Faith-based Christian films are one of the more readily defined type of subgenres in cinema where the theme is rather self-explanatory in terms of its spiritual foundation. In director Roxann Dawson's divine and soul-searching Breakthrough, there is no doubt about the emotional and psychological padding applied to this absorbing account of one grieving mother's power of prayer being applied as her strengthened tool of hope. Indeed, Dawson's poignant display of healing and salvation are the given ingredients within a captivating narrative extolling its virutues on miracle-inducing happenstance.

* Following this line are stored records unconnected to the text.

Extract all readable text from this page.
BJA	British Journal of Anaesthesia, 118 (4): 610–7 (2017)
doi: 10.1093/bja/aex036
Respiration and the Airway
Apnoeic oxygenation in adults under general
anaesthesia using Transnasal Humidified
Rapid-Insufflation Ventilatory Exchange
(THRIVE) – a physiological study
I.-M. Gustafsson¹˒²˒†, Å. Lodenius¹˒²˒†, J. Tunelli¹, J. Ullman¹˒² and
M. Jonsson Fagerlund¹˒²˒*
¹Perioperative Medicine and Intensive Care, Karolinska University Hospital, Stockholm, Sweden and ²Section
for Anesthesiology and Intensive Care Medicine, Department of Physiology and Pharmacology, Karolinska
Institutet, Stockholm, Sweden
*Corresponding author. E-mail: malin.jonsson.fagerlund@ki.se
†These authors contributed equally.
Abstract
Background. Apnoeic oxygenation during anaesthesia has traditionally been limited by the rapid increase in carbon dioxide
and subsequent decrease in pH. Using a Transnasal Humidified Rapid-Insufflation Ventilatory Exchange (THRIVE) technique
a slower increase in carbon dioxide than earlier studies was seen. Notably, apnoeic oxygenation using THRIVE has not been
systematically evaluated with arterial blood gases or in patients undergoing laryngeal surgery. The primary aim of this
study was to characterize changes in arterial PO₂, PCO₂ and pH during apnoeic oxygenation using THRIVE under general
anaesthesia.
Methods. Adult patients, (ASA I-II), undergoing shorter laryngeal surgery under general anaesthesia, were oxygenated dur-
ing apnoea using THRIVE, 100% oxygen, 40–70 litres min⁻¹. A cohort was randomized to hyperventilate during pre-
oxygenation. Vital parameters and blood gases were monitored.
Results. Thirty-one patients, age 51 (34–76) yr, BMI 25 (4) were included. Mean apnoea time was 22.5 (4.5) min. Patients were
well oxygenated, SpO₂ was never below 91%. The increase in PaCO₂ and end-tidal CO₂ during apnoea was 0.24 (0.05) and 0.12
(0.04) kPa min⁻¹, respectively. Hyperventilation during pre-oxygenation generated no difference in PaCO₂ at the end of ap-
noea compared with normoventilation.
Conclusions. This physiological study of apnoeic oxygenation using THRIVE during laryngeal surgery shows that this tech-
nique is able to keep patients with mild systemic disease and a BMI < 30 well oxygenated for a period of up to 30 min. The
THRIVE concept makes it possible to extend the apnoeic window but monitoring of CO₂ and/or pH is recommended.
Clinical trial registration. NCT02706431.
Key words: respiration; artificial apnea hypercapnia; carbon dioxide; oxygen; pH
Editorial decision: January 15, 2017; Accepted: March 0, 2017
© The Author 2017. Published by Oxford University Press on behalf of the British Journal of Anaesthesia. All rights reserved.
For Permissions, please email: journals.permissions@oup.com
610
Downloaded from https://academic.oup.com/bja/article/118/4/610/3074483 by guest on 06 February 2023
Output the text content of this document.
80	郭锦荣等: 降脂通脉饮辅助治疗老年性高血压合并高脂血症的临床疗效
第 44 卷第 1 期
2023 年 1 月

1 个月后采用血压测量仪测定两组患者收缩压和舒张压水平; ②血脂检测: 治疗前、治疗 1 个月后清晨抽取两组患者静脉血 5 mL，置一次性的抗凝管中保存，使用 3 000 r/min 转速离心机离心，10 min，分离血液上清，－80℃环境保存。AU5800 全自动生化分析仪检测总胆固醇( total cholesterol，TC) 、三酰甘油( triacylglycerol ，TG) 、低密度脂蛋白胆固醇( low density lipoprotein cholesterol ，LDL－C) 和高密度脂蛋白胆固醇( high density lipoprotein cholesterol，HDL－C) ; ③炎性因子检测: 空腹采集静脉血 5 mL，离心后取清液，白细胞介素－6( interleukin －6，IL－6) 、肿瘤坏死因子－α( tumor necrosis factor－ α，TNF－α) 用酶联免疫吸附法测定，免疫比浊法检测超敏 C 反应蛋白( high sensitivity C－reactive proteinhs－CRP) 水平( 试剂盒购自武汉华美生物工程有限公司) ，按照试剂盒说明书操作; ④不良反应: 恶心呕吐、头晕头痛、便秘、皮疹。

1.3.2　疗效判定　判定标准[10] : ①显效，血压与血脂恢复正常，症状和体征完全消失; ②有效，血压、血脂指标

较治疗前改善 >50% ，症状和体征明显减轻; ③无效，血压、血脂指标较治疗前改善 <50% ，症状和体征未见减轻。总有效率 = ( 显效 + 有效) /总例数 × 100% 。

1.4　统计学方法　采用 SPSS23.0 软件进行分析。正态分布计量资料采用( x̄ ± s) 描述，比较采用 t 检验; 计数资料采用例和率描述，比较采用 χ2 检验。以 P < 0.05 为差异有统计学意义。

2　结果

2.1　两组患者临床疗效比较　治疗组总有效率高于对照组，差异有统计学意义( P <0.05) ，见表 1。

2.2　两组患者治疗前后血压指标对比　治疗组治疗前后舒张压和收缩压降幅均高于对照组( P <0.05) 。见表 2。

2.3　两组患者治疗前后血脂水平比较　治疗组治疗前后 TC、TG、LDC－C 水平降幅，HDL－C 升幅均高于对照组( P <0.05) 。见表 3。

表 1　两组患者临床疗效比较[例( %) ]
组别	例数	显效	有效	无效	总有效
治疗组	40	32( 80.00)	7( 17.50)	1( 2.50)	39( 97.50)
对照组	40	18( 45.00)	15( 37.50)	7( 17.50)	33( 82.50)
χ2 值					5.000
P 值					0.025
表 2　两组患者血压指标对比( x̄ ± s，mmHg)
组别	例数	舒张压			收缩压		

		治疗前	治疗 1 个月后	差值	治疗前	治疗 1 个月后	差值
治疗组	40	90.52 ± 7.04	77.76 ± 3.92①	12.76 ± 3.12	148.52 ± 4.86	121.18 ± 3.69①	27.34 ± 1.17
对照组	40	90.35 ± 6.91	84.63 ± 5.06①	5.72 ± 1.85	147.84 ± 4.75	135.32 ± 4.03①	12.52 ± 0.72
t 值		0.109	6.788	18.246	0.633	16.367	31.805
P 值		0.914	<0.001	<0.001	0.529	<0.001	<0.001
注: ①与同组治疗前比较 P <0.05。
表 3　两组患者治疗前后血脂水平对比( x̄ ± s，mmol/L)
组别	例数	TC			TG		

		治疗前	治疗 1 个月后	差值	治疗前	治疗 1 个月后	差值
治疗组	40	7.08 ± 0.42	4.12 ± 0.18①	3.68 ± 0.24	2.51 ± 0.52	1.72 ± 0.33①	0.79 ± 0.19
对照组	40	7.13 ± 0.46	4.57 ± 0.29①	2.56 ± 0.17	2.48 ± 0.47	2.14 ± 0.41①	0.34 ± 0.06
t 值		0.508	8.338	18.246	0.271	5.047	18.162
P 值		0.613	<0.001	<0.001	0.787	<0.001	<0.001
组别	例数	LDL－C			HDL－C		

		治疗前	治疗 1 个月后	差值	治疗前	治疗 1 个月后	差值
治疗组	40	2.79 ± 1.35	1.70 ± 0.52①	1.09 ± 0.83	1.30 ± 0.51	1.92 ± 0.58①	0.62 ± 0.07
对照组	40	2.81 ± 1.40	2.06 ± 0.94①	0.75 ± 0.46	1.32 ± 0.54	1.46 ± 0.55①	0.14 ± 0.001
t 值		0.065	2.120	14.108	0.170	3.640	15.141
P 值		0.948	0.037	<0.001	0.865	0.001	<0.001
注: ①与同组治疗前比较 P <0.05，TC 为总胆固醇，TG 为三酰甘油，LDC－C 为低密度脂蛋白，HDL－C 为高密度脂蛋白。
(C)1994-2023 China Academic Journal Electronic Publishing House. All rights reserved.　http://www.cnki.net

Unfortunately, faith-based films steeped in Christian doctrine do not have a universal appeal and can sometimes trigger cynicism and disdain for those that feel overwhelmed by its confining preachiness. Still, Breakthrough is warmly inviting for its ability to be honest, moving, melancholy, and deliver its truthfulness in profound revelation. Anchored by solidly heartfelt performances steeped in the holy belief system of faith and perseverance, Breakthrough registers as a viable sermon despite some lapses of mawkish moments buried in the film's pronounced sentimentality.
Dawson and screenwriter Grant Nieporte ("Seven Pounds") are working from Joyce Smith's uplifting novel. In fact, Joyce Smith is portrayed by Chrissy Metz (from TV's "This Is Us") as the tormented mother in quiet despair whose teen son John (Marcel Ruiz) suffers a life-threatening medical conditioning after a January 2015 fatal accident. As devastating and overwrought that Joyce was as her jeopardized son's life remains in critical balance, she had the spiritual fortitude to believe in his eventual wellness. Hence, Joyce is absolutely far from being considered a non-believer.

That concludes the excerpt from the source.